The 5 Key Skills of Healthy Eaters
Imagine if, after doing an activity over 18,000 times, you tried to change how you did it.
It might feel very hard.
Now imagine that activity you did over 18,000 times was tied up with feelings of comfort, being loved, feeling at home, having a good time or even your identity. Not to mention mouth-watering cravings.
It might feel impossible.
A child eats approximately 18,564 meals from the age of 1 to 18. Over thousands of meals, he or she will develop eating habits. It would be hard not to develop habits in an activity that is repeated so frequently!
Maybe this explains why it’s so hard for adults to change the way they eat and why we often require outside pressure (like the diagnosis of a disease, obesity, high blood pressure or high cholesterol) to even consider making a change in our eating habits. Habits can be hard to change. Ever try to stop biting your nails? Or try to stop checking Facebook during work hours?
So when I recently asked the women in my business group what their grandest wish is when it comes to feeding their family and helping them develop healthy eating habits, they were remarkably consistent in their answers – and very smart.

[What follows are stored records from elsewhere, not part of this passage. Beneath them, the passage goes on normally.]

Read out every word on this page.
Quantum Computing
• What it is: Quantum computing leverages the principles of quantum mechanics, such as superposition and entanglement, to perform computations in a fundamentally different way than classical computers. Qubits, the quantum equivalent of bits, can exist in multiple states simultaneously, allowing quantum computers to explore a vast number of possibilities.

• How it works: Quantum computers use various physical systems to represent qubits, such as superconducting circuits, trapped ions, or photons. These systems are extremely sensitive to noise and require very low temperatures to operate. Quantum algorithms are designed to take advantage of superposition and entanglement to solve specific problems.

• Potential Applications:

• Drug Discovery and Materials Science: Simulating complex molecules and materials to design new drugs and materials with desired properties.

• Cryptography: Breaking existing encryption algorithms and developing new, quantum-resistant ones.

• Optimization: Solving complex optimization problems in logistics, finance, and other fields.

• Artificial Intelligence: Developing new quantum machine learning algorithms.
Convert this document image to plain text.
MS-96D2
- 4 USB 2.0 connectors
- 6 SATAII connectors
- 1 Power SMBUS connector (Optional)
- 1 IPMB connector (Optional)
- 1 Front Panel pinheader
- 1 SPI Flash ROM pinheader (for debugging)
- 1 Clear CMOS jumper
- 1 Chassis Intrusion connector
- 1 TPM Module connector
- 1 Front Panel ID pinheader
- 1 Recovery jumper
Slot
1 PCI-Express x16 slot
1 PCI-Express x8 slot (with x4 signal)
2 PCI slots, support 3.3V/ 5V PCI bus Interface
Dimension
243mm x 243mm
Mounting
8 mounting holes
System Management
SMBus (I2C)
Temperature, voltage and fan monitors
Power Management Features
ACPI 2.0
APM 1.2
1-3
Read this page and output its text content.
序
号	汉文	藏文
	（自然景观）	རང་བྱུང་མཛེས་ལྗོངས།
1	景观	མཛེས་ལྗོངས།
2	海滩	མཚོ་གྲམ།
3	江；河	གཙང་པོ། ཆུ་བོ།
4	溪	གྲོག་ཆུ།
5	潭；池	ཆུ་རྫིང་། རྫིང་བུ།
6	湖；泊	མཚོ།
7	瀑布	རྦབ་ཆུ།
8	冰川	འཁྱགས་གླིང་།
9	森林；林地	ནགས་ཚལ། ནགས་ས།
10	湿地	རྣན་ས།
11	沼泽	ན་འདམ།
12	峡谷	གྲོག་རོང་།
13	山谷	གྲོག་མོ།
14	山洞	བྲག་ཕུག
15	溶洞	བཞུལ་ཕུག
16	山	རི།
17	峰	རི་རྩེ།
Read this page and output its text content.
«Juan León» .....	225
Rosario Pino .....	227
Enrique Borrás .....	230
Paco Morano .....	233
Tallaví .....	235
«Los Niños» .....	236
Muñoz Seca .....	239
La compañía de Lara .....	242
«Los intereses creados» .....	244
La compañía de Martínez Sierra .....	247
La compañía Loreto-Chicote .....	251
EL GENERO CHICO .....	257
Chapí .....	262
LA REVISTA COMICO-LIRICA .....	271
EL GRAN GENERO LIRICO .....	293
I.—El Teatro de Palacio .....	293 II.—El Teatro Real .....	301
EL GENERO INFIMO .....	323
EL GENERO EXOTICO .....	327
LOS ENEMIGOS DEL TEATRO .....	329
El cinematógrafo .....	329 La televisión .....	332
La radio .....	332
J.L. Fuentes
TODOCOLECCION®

Most of them answered with some variation of this:
"My grandest wish is that my children will make healthy
eating choices on their own, at least most of the time."
The good news:
I think having this wish come true is VERY possible.
Not just for kids, but FOR EVERYONE.
If you’re raising kids, 18,564 meals provide a lot of chances to develop and encourage good eating habits. So you shouldn’t get upset if you don’t hit it out of the park every time. No one can do that. Perfection, in any type of diet, doesn’t actually exist. It’s the overall balance of ingredients that are important.
If you’re looking to improve YOUR own eating habits, think about this: in the coming year you have 1,092 chances (plus snacks!) to give a new way of eating a try and start creating NEW habits.
Going from wherever you are with your eating habits to eating healthy most of the time over a lifetime, however, is only possible with the development of these 5 key skills.
1. The knowledge of what healthy foods are.
This doesn’t necessarily mean why each food is healthy (depending on the person’s age and interest), but exposure to a wide variety of healthy foods is required. For me, this includes everything from apples to zucchini, amaranth to quinoa, Brazil nuts to walnuts, chia to hemp. You get the idea… soup to nuts.
2. An appreciation for how healthy foods taste.
We can’t expect people to make healthy foods their primary choice at 19 or even 59 if they aren’t familiar with them or don’t like the way they taste. This goal presents a challenge because it often requires multiple exposures to a food, possibly in different preparations, for a person to find a way to enjoy them. This can be true for kids AND adults. Persistence is your friend here. (And so are great, easy recipes!)
3. The ability to prepare healthy foods.
Nearly everyone has baked cookies at some point, but time spent in the kitchen shouldn’t end, or necessarily begin, there. The ability to prepare simple, healthy dishes is super valuable. Not only will it keep you healthier, it’ll also save you lots of money in the long run.
4. The ability to select healthy options out of the house.
Homemade is just not realistic every day. Out in the world, there are so many choices, so many foods engineered to taste delicious that provide absolutely no nutrition whatsoever. Worse, others with ingredients that can actually be harmful! It can seem like a virtual food mind field out there, but a healthy meal can be found most everywhere, once you know what to look for.
5. Knowledge of which foods are best kept “once in a while” foods.
It may be tempting for you to label foods as “good” or “bad”, but I find that sometimes people want to give up on healthy eating if they happen to eat a food they label as “bad”. And eventually, this always happens! I think a better way is to think of certain foods which don’t necessarily provide great nutrition as “once in a while” foods”. What these are may be different from person to person, but the point is, this frees you from feeling “bad”, which is not helpful – or healthy!
As a health coach and natural food chef, helping women and families develop these five skills, necessary to sustain a healthy diet, is what I love to do most. In the coming months I'll be addressing different aspects and issues involved in developing these skills here on this blog.
YOUR TURN: Which healthy eating skill do you think you or your family would benefit from focusing on right now? Which one do you find the most challenging?